Criant de vérité et ultra-documenté, Les Initiés aurait pu être un documentaire contre les dérives politico-financières du moment. Or, pour au moins deux raisons, il n’en est rien. Si l’on peut sans doute deviner la sensibilité politique de l’auteur, le roman n’est pas à charge. L’auteur se contente de nous mettre des faits sous les yeux, sans nous tenir la main. Quant à l’aspect documentaire, présent il est vrai, il n’écrase pas le récit. On en vient même à comprendre des notions économiques ou financières plutôt abstraites sans avoir l’impression de lire un manuel d’économie. Thomas Bronnec plante bien le décor mais n’oublie pas de faire vivre ses personnages et de faire progresser le récit. Le suspense est au rendez-vous, et les protagonistes sont intéressants, de Demory à la Ministre en passant par le redoutable Fertel, PDG du Crédit Parisien, ou encore les jeunes (et naïves) inspectrices générales des finances.

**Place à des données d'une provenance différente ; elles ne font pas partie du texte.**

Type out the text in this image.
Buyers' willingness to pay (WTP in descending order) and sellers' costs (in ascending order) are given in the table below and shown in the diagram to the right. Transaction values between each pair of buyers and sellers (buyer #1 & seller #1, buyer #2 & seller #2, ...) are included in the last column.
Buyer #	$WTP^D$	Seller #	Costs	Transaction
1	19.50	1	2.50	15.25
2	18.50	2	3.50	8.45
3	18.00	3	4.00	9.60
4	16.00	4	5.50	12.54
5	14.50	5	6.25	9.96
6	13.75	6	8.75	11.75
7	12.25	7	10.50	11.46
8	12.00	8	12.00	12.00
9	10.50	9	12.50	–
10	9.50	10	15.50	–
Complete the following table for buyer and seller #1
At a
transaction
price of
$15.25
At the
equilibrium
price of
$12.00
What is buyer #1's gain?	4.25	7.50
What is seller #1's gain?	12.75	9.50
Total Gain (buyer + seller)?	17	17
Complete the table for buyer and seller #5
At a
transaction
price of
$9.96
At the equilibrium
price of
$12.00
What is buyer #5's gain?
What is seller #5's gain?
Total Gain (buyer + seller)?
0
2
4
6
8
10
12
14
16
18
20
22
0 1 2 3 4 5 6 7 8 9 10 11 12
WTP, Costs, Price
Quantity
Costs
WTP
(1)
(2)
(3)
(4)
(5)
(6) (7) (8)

Si Les Initiés pouvait a priori rebuter plus d’un lecteur de par un thème guère excitant sur le papier, il n’en est finalement rien. La réussite de Thomas Bronnec est d’avoir traité le sujet intelligemment, sans avoir oublié ni le côté littéraire du roman ni sa dimension policière. S’inscrivant dans la foulée d’auteurs comme Dominique Manotti ou DOA, on comprend qu’Aurélien Masson ait estimé que ce texte avait toute sa place dans la Série Noire nouvelle formule.

Les Initiés, de Thomas Bronnec, Gallimard / Série Noire (2015), 235 pages.